Still, after hundreds of years of fires, wartime bombings and general disrepair, cathedrals continue to provide visitors with insight into the spiritual lives, and history, of Europeans.
"In theory, cathedrals should make brilliant and alluring targets for international tourism," says Tom Jenkins, executive director of the European Tour Operators Association. "In reality, unless you are an enthusiast, many visitors to Europe complain about having too many cathedrals."
This ambivalence can set in when travelers who have purchased package tours are shuttled from one landmark to the next and have difficulty understanding the distinctions between cathedrals.
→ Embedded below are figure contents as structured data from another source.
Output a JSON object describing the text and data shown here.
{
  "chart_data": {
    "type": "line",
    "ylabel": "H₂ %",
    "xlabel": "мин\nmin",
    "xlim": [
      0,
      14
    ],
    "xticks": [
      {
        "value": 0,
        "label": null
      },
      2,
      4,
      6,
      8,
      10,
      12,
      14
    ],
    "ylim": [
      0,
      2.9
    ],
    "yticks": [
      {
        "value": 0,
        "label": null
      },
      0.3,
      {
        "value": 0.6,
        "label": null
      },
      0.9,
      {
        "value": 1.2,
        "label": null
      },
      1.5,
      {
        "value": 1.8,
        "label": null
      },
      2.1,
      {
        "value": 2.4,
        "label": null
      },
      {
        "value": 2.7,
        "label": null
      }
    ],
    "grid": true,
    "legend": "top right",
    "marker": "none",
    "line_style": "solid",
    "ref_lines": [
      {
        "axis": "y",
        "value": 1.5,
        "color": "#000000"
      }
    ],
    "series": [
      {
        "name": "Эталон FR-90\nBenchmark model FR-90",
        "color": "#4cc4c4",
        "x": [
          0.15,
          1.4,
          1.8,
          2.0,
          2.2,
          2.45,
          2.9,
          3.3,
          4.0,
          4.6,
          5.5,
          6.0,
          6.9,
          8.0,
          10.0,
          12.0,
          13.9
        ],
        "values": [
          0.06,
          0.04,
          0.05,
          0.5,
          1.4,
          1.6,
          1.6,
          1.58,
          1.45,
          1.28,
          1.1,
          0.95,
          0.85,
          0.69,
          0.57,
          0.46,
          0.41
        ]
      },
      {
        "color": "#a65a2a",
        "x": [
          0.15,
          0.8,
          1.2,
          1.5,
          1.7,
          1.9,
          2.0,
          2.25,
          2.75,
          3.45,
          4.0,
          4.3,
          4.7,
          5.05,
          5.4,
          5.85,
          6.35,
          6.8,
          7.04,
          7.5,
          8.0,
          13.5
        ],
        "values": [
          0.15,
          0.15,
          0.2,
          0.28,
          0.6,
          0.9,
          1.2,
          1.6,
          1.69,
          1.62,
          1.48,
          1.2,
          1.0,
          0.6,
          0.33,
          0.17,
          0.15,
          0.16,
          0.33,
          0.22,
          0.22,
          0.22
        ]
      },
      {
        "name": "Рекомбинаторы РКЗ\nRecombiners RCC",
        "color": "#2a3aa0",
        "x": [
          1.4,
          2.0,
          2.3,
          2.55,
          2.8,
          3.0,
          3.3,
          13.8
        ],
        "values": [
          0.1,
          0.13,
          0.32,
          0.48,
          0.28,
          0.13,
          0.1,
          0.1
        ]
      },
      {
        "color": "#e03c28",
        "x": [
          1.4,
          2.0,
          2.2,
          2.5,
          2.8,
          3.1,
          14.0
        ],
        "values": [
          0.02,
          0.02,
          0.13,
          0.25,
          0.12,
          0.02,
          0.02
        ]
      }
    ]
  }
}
"Religion has been a huge part of Europe for centuries, and every one of our regular tours is focused on this," says Mike Schields, director of group sales and emerging markets for Globus, an international tour company. Several of Globus' tours include visits to the most compelling European cathedrals, like the Santa Maria del Fiore in Florence, Italy, and St. Vitus in Prague.
When traveling with a group tour, Schields recommends customers research beforehand whether the guide has any expertise in the particular cathedral, and can answer questions about history and religious background.
Professor Murray suggests tourists decide which elements of cathedrals are most interesting to them. An architecture buff might prefer Notre Dame, since it was the first cathedral to reach 100 feet, while those interested in New World history might better appreciate the cathedral in Seville, Spain, where Christopher Columbus is entombed.
Regardless, Murray urges tourists to ask questions of clergy and local residents and to trust their visual experience.
That's because, he says, "there is a magic dimension to the thing."